SPADE: Sparsity Adaptive Depth Estimator for Zero-Shot, Real-Time, Monocular Depth Estimation in Underwater Environments

TL;DR

SPADE is a novel depth estimation method for underwater vehicles that combines sparse depth priors with a transformer-based refinement, achieving real-time, accurate, and generalizable dense depth maps for autonomous underwater inspection.

Contribution

It introduces a two-stage depth estimation pipeline with a sparsity adaptive approach and cascade transformer blocks, improving accuracy and efficiency over existing methods.

Findings

Achieves over 15 FPS on embedded hardware.

Outperforms state-of-the-art baselines in accuracy and generalization.
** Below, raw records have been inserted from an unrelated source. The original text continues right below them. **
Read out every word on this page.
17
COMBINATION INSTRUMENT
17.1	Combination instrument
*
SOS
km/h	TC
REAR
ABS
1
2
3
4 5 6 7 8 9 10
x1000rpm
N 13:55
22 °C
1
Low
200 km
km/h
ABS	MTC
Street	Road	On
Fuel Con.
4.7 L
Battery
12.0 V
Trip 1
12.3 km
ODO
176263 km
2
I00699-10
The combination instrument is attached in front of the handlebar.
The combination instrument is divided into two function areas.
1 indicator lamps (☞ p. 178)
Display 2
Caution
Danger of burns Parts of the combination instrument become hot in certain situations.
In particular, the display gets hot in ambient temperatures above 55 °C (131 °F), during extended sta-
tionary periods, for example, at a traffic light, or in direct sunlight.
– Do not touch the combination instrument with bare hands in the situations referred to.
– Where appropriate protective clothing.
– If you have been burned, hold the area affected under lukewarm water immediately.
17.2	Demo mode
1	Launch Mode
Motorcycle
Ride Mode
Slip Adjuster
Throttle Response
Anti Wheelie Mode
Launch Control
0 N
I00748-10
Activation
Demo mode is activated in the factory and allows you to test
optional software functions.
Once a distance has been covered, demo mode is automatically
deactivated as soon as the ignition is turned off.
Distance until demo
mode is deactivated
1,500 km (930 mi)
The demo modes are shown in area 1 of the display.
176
Provides dense, metric scale depth maps for underwater environments.

Abstract

Underwater infrastructure requires frequent inspection and maintenance due to harsh marine conditions. Current reliance on human divers or remotely operated vehicles is limited by perceptual and operational challenges, especially around complex structures or in turbid water. Enhancing the spatial awareness of underwater vehicles is key to reducing piloting risks and enabling greater autonomy. To address these challenges, we present SPADE: SParsity Adaptive Depth Estimator, a monocular depth estimation pipeline that combines pre-trained relative depth estimator with sparse depth priors to produce dense, metric scale depth maps. Our two-stage approach first scales the relative depth map with the sparse depth points, then refines the final metric prediction with our proposed Cascade Conv-Deformable Transformer blocks. Our approach achieves improved accuracy and generalisation over state-of-the-art baselines and runs efficiently at over 15 FPS on embedded hardware, promising to support practical underwater inspection and intervention. This work has been submitted to IEEE Journal of Oceanic Engineering Special Issue of AUV 2026.